MarkLogic: DBMS or search engine?

At Mark Logic Corporation, we make an XML server. The product’s name is (ever so subtly) MarkLogic Server, or just MarkLogic for short.

This post provides some Q&A that helps you understand how we think about (or in marketing speak, “position”) our product.

What is an XML server?
A special-purpose database management system (DBMS) built for handling XML content. (MarkLogic Server is, in fact, a special case of this category because it is architected to handle markup in general. We have implemented XML because it’s the obvious choice today, but were another markup language to take off, my technical team tells me it would not be hard to transition to it.)

What do you mean by content?
In short, anything but data. That is, anything that isn’t exclusively the numerical and short-text fields (e.g., name, birthday, social security number, address, phone, salary) that relational and other prior-generation DBMSs were designed to accommodate. At Mark Logic we usually take content to mean documents, though over time I suspect we will move to a broader definition as more and more multimedia content gets markup added to it.
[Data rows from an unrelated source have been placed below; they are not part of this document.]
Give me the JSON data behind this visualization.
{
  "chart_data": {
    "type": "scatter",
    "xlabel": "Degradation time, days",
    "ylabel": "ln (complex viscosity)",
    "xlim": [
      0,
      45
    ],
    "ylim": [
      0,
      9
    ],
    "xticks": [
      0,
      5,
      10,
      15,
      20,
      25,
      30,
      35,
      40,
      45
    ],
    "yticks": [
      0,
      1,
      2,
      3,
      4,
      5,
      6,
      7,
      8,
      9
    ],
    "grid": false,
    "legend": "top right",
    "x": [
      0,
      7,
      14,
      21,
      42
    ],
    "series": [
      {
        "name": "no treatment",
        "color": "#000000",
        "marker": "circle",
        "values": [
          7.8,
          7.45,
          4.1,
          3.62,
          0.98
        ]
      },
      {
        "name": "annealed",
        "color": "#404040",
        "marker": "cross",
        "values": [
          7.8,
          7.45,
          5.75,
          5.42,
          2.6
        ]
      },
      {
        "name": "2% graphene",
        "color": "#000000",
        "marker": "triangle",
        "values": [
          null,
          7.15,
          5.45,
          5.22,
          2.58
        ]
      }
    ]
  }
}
Is MarkLogic really a DBMS?
Yes. If you think of an RDBMS as server where SQL goes in and tables come back, then you can think of MarkLogic in the exact same way: XQuery goes in and XML comes back. That is, if you a view a DBMS as a system that processes a query language, then MarkLogic is very much a DBMS.

If you take a more internal viewpoint and say a DBMS is something that provides storage, transactions, concurrency, and backup and recovery, then MarkLogic qualifies as a DBMS as well. For example, MarkLogic supports concurrency, ACID transactions, backup and recovery, and read-consistent snapshots, among other core DBMS features.

As an aside, I had this question myself when I joined Mark Logic. So on my third day, I asked John Pilat, formerly VP of software engineering for server technologies at Oracle and now a part-time technology strategist at Mark Logic, if MarkLogic was indeed a “real” DBMS. His three-word answer, typical of his pithy style, was “bits on iron.” Which I very much took for yes.

Is MarkLogic really a search engine?
Since MarkLogic architect and company founder Christopher Lindblad PhD is a search guy, there is most certainly a lot of search engine technology in MarkLogic. Specifically, the product uses search-engine-style indexing (but does so at a sub-document level) and search-engine-style clustering for scaleability.

So while I would not say that MarkLogic is really a search engine, I would say that it uses a lot of search-engine technology — which is one of the things that makes MarkLogic unique.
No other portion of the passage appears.